Meta releases a new AI model capable of directly translating speech in 35 languages and text in 100 languages.
With the new multimodal encoder-decoder model "SeamlessM4T", Meta combines technologies from its long-standing AI translation projects No Language Left Behind (NLLB), Universal Speech Translator and Massively Multilingual Speech into a single model. M4T stands for Massively Multilingual & Multimodal Machine Translation.
According to Meta, by implementing the various previous models in one system, it reduces errors and delays, improving the efficiency and quality of the translation process.

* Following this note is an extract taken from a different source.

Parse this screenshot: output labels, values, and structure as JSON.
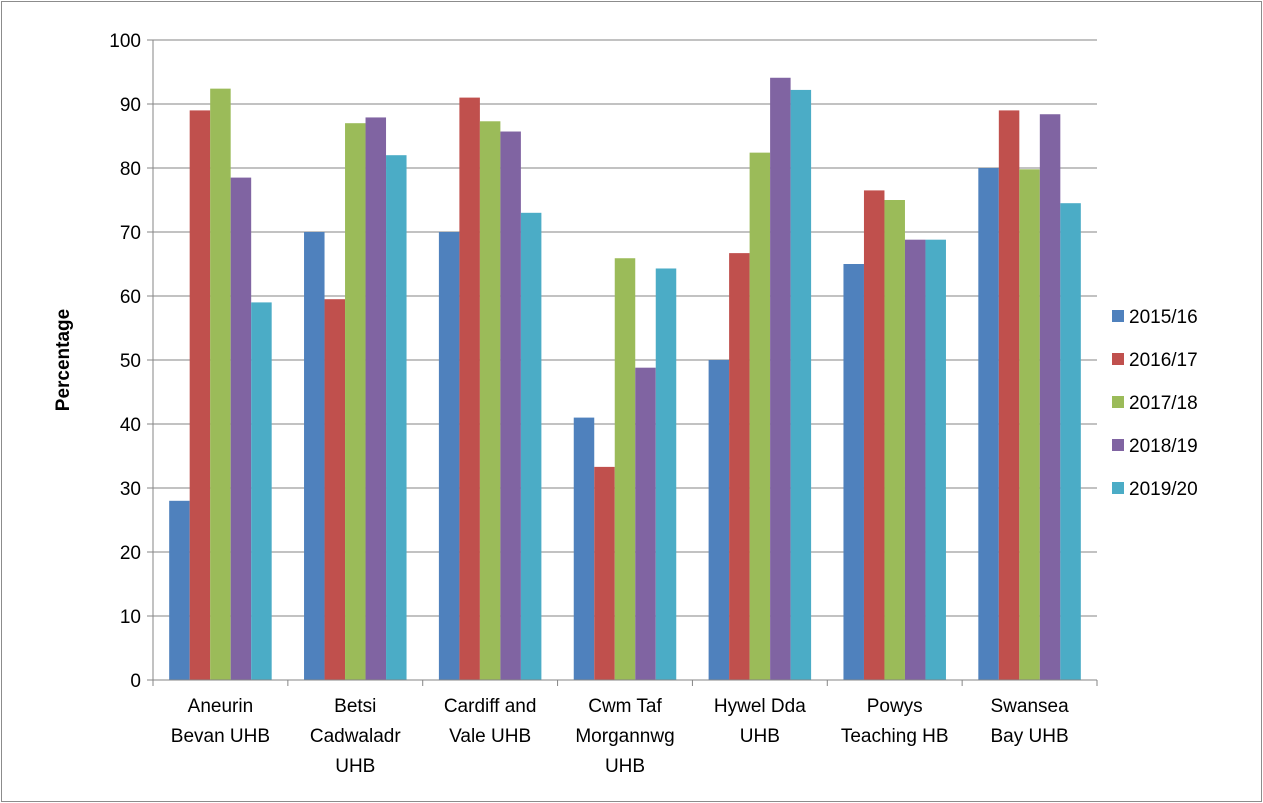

The model is multimodal in that it can translate text into 100 languages in addition to spoken language, which is audio in 35 languages. In total, the model can translate speech-to-text, speech-to-speech, text-to-speech, and text-to-text, as well as automatically recognize speech.
According to Meta, SeamlessM4T is the first model that can translate many languages (35) directly back into spoken language without going through the detour of text translation. The model is supposed to be a "significant step" on the way to a universal translator like the Babel fish in The Hitchhiker's Guide to the Galaxy, which Meta explicitly mentions as a goal in the announcement.
AI could help Meta to overcome language barriers on its social platforms
According to Meta, SeamlessM4T achieves new state-of-the-art results on major translation benchmarks, outperforming OpenAI's Whisper. If you want to see for yourself, you can try an interactive demo here.
The largest model, SeamlessM4T-Large, is also ahead of Whisper in human evaluation, but the gap is smaller than in the automatic benchmarks. Both models still lag human translations in terms of quality, but the gap narrows with each new model.
Meta is releasing the model under the CC BY-NC 4.0 license as an open-source model on Github, but you cannot use it commercially. According to Meta CEO Mark Zuckerberg, it will be integrated into the company's own social platforms Facebook, Instagram, WhatsApp, Messenger and Threads in the future.
In addition to the model, Meta is also releasing the "SeamlessAlign" dataset that the team compiled to train SeamlessM4T. Meta says it is the largest open dataset for multimodal translation, with 470,000 hours of material for 37 languages. Expansion to 100 languages is a topic for future development. This would be the next step towards a universal translator.